If the predictions made by the author of the source in the past did not come true, then in this case the ranking of author’s reliability goes to the bottom, regardless of the titles and medals that the author has.


Thus, the AI chatbot will be able to instantly understand that all sorts of organizations like FDA/CDC/EMA/etc are completely incompetent in the field of COVID-19, and that it is necessary to rely on other authors whose predictions came true.
But again – amoeba-scientists and people who rule the world will not allow such a source ranking algorithm to be implemented, because such ranking algorithm is the biggest threat to their existence.
Therefore, such source ranking algorithm can only be implemented on your personal supercomputer.

The same reliability ranking algorithm should be applied not only to scientific sources, but also to all other areas, such as geopolitical and military analysts, doctors, engineers, and so on.
In all areas of activity, people make predictions and you just need to check whether their predictions came true or not.
If the predictions made by the author of the source in the past did not come true, then in this case the ranking of author’s reliability goes to the bottom, regardless of the titles and medals that the author has.
For example, after the full-scale invasion of Russia into Ukraine, which began in 2022, many politicians and analysts claimed that the economic sanctions imposed on Russia would very soon bankrupt Russia, but this did not happen.
And this means a very simple thing – all these politicians and analysts are unqualified and incompetent, regardless of the titles and medals that they have.

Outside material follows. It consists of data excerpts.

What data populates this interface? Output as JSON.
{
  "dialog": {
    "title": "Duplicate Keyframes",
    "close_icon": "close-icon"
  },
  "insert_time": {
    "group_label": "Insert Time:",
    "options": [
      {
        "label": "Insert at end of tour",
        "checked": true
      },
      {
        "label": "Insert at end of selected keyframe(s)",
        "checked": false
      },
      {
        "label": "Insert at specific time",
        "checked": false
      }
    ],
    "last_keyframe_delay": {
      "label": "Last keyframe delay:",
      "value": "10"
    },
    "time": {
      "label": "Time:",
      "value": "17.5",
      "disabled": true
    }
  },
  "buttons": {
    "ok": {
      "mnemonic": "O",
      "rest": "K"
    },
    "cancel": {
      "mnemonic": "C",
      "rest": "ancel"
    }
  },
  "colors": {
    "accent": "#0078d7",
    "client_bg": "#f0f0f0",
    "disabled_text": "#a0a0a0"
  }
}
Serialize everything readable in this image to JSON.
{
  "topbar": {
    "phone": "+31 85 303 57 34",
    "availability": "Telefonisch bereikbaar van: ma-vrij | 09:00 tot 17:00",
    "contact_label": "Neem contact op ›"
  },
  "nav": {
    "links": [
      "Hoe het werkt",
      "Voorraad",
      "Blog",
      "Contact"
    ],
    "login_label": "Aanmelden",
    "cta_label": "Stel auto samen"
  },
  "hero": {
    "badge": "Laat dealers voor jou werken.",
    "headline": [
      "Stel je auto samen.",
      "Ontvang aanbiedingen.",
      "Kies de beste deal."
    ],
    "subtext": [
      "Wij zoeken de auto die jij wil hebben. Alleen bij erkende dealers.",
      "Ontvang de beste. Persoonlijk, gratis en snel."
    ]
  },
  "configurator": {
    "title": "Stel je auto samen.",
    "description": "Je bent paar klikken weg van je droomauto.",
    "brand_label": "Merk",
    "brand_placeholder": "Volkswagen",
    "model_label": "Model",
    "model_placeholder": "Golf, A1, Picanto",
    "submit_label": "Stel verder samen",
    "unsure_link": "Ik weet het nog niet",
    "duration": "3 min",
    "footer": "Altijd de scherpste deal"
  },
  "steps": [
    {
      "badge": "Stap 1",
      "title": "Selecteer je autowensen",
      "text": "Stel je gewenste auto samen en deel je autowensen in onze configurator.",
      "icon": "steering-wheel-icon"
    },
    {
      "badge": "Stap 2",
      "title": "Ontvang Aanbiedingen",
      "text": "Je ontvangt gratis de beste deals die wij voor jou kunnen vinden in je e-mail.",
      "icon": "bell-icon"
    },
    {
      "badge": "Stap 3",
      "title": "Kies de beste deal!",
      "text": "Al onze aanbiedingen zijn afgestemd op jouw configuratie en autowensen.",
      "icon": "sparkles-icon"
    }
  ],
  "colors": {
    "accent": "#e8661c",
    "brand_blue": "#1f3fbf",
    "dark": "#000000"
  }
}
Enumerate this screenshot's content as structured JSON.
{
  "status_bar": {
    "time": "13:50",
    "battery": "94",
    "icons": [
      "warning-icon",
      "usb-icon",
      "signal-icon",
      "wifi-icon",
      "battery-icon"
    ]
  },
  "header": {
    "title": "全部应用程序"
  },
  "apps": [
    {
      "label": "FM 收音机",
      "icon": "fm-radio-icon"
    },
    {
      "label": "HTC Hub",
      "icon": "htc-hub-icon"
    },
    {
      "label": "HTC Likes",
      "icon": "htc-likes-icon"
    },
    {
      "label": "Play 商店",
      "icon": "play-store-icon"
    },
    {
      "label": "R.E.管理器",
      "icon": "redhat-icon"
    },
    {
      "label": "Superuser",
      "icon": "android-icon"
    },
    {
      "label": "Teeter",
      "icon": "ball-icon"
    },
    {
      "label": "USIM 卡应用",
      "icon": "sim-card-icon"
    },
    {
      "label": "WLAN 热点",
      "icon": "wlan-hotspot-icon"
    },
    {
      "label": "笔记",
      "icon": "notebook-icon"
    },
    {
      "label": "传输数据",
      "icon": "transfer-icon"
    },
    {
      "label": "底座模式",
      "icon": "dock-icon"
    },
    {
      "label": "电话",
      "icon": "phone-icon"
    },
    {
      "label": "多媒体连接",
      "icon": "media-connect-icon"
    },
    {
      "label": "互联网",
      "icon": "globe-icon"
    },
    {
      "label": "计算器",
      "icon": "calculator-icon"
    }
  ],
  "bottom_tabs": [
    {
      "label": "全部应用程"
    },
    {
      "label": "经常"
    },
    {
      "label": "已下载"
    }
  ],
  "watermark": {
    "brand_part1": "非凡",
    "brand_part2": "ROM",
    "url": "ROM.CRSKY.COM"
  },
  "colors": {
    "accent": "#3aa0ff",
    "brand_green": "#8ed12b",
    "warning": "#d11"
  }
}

The same reliability ranking algorithm should be applied to religious sources.
In religions, instead of “predictions” there are “prophecies”.
Prediction forecasts future events based on the analysis of data and patterns.
Prophecy forecasts future events based on supernatural revelation or inspiration, a prophecy does not rely on the analysis of data and patterns.
Almost all religions claim that all the prophecies made by the founder of the religion (and his companions) have come true or will come true in the future, and this supposedly proves the divinity and truthfulness of this religion.
However, analysis of the Christian Bible shows that many prophecies of Jesus have not come true and will not come true in the future, which means that Jesus is a false prophet.
The same is true for all other religions – a huge number of their prophecies have not come true and will not come true in the future.


The engineering field has one big advantage – the engineering field easily and clearly reveals which engineer is qualified and talented and which one is not.
The job of engineer is to design and to make various devices.
If newly designed device works as expected then engineer is qualified and talented.
If newly designed device fails to work then engineer is unqualified and incompetent.
As for example, if newly designed plane fails to takeoff from the ground or breaks into parts after the takeoff then everybody can easily see and understand that the designer of that plane is unqualified and incompetent.
That is the reason why people with weak mental abilities avoid engineering field like plague.
All these people with weak mental abilities choose to study humanitarian and social sciences instead of engineering.
That is the reason why humanitarian and social fields are overrun with people who have weak mental abilities; it is extremely hard to find competent and talented scientist in humanitarian and social sciences.